OER programs are appearing all over the country, with Western Washington University also implementing one based on the same Washington Student Achievement Council grant. However, according to Valentino, community colleges have been leading the trend.
“With community college tuition, sometimes the textbooks can be almost as much for a quarter,” Valentino said.
This means that a grant will generally save more people money if it goes to a community college rather than a four-year university. This is the same reason that Valentino and Hopkins are focusing on gen ed courses: more people in each class means that one class transitioning to OERs will save more people more money.
“Let’s face it. When a student has to make a choice between buying food for the next two weeks or buying a textbook, which choice do you think they’re going to make?” Hopkins said.
What replaces the expensive textbooks is important, and according to Valentino and Hopkins, this can vary quite a lot depending on the instructor and the class. Many use existing materials like older textbooks, YouTube videos, Ted Talks, government websites and more. A recent trend has been towards interactive educational resources. PhET, for instance, is a website run by the University of Colorado Boulder which hosts free Science Technology Engineering and Math simulations.
Valentino said the faculty she has worked with on introducing OERs has used a wide variety of alternative open materials. In total, 26 grants were given out, each faculty member getting $1000 each. Valentino also mentioned that another faculty member had written their own materials, and so was given an extra $500.
The campus bookstore, the Wildcat Shop, is run as a nonprofit and therefore has no incentive to oppose OERs. However, according to Valentino, the publishing companies that sell textbooks are pushing back by connecting their textbooks to non-reusable products.
“When you go in as a student, you often try to buy a used textbook,” Hopkins said. “Well if that textbook had a CD or a DVD or a code that goes with it in order to do your work, you’re kind of out of luck. You’re paying for the textbook, but what they really get you on is that code so you can do your Cengage homework or your McGraw Hill homework or your Pearson homework.
According to mathematics professor Emilie Hancock, there is a big movement within mathematics circles towards using OERs. These include online textbooks that are completely free.
“Calculus textbooks kind of contain the same information in different ways,” Hancock said. “So if we can find a free way to do it and still have the same conversation as you would in a math class elsewhere, then I don’t see why you can’t do something like that.”
One of the obstacles, though, is that many math and science classes require that students pay for online coursework. Hancock said she has many colleagues who are trying to create a free, open-source version of these programs.

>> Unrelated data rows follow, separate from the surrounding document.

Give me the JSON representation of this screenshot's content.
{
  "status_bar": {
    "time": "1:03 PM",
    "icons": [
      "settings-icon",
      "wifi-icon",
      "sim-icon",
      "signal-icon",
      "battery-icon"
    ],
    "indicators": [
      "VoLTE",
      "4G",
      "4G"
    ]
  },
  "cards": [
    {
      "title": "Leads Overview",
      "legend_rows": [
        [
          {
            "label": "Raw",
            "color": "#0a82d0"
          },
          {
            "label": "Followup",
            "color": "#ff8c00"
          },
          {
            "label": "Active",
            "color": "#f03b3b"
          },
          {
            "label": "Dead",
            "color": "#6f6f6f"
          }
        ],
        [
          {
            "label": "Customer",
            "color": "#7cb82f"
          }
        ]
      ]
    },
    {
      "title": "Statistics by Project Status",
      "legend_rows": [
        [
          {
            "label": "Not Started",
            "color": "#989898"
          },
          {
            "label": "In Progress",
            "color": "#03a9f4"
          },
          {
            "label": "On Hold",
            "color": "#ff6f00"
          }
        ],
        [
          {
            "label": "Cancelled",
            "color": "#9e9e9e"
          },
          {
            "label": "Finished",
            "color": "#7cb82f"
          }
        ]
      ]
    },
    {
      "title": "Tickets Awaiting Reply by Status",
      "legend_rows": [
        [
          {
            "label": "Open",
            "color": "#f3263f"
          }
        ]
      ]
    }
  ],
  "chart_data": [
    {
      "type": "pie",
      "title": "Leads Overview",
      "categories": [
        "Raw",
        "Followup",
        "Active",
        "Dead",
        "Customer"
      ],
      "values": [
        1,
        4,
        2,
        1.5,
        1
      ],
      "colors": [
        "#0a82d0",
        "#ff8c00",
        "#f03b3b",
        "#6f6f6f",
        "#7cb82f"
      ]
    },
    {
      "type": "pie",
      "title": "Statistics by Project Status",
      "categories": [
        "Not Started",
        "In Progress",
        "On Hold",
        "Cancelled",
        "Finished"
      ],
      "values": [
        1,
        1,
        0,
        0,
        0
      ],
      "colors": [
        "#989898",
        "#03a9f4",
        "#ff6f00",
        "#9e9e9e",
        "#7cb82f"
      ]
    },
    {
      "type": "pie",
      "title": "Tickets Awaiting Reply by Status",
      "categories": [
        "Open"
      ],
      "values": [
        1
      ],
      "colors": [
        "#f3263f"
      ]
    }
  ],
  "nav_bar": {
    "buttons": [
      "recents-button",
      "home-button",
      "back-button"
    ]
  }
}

Because these OERs are being built with the contributions of professors, they are usually based on peer-reviewed information that is readily available and researchable to the public. Faculty members creating their courses can use chapters from one resource, incorporate materials from other books, and include research and articles from all sorts of sources. According to Hopkins, the information is already there, but most faculty simply don’t have the time to assemble it all.
“One of the ways we’ve convinced faculty is that a lot of faculty don’t realize that students just don’t buy the book,” Valentino said. “So they’re teaching in a two-tier classroom where half the students have the materials available to succeed and half of the students don’t. With OERs everybody has the materials on the first day of class and this evens the playing field.”